和平合意から1年/4 続く国民の「分断」

FARCが埋めた地雷で右足の一部を失い義足で生活するセルリ・ロチャさん=ボゴタで2017年12月2日、山本太一撮影

 内戦中、多くの殺人や誘拐に関与した左翼ゲリラ「コロンビア革命軍」(FARC)。その政治参加や事実上の恩赦を認めた和平合意に対し、遺族らの評価は分かれたままだ。

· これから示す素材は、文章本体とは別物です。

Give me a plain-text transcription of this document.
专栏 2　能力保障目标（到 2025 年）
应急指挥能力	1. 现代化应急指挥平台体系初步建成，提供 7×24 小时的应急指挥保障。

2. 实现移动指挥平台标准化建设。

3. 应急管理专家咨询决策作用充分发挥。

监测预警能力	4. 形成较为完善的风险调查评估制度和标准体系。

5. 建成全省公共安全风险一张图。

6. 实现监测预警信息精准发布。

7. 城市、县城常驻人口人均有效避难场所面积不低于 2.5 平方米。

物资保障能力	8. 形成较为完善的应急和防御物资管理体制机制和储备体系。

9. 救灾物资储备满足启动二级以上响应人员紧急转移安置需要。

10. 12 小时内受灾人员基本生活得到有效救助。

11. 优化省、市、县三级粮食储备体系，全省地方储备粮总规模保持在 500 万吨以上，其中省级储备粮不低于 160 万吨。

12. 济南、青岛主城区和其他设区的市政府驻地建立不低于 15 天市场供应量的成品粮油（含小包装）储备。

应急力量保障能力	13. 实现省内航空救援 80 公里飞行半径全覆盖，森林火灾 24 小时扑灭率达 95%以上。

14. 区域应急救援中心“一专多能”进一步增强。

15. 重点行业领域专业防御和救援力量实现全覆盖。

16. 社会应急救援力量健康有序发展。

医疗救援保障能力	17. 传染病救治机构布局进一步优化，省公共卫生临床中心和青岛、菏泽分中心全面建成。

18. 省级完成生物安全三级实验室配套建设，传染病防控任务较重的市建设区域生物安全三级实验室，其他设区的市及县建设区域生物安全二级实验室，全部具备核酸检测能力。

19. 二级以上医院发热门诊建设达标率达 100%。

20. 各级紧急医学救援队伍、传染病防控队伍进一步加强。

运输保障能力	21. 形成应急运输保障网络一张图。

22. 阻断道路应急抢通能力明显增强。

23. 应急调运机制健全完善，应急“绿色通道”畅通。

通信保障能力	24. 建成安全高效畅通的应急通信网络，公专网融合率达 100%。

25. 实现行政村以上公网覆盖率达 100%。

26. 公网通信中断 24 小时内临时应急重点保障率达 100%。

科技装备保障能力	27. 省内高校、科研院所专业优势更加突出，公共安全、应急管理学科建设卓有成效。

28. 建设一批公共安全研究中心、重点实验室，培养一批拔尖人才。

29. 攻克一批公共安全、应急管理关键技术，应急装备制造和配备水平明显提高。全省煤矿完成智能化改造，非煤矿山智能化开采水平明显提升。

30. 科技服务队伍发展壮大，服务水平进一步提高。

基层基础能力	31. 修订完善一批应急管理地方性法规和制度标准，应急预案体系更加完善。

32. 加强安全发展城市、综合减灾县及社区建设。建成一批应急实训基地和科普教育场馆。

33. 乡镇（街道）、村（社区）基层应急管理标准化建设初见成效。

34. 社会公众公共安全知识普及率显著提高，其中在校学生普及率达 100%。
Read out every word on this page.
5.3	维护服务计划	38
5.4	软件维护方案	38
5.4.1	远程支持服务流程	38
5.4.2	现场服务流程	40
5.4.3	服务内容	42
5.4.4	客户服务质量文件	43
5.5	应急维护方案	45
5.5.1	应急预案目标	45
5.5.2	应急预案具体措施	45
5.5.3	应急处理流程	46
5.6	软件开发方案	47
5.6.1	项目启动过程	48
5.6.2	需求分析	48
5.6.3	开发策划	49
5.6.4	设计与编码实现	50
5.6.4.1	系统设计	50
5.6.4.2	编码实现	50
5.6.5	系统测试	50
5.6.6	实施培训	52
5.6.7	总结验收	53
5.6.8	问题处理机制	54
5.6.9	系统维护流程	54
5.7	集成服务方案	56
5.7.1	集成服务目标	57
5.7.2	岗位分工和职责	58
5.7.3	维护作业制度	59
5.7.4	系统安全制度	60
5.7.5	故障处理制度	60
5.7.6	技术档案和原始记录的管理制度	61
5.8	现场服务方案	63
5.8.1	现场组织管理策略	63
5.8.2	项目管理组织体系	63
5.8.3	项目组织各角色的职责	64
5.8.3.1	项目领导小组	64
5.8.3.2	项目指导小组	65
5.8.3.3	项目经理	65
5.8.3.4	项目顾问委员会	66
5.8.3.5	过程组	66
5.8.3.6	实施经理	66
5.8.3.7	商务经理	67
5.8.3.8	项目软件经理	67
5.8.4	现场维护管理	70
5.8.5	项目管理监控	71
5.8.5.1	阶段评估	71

     「とてもつらく、心が痛かった」。マルタ・ルースさん(63)は、ボゴタの自宅近くの社交クラブで30人以上が死亡した2003年2月の爆弾テロ事件を振り返る。いずれも大学生だった次男アレハンドロさん(当時20歳)は死亡、長男フアンカルロスさん(37)は意識不明の重体となった。幸いフアンカルロスさんは意識を回復し、半年のリハビリを経て大学に復帰できた。

     その後、FARCメンバーのテロへの関与が裏付けられるなど事実関係が判明。友人らの精神的な支援を受けるにつれ、ルースさんは「次男は二度と帰ってこず、現実を受け入れなければならない。FARCに対する憎しみはない」と思えるようになったという。

     国会では現在、FARCによる犯罪を明らかにする特別法廷の法整備が進む。自身の経験を踏まえ、ルースさんは「真実が明らかにならない限り、遺族や被害者の心の癒やしにつながらない」と真相究明に期待を寄せる。

     ボゴタに住むセルリ・ロチャさん(30)は12歳の時、地元の北部ボリバル県の畑でFARCが埋めた地雷を踏んで右足の膝下を失った。義足で生活する今も「地雷を踏んだ瞬間がトラウマとして残っている」と明かしつつ、「FARCが武器を置いて平和になった」と和平合意は歓迎する。ただ、5年前に政府の支援でつけた義足はサイズが合わず、接続部分が傷ついているという。「政府は早く義足を取り換えてほしい」と、むしろ政府への不満が強い。

     和平合意を受け入れる遺族や被害者がいる一方、国民のFARCへの不信感は根強い。FARCが政党「人民革命代替勢力」になった後の今年10月末に実施された米ギャラップ社の世論調査では、6割以上が「FARCは和平合意を履行しないと思う」と回答した。

     政府軍の指揮官だった父が1998年にFARCに誘拐、殺害されたボゴタのジェニア・アルバドさん(25)は「幼い頃の出来事だが、今も思い出すのがつらい」と声を震わせ、「FARCに譲歩した和平合意は絶対に反対だ」と憤る。

     和平合意は昨年10月の国民投票で小差で否決された。だがその後、内容を一部修正した上で、国民投票にかけず、議会承認で発効した経緯がある。

     和平合意の否決を主導したウリベ上院議員(元大統領)が率いる中央民主党は10月、合意の無効か変更をにらみ、再度の国民投票を実施するため署名集めを始めた。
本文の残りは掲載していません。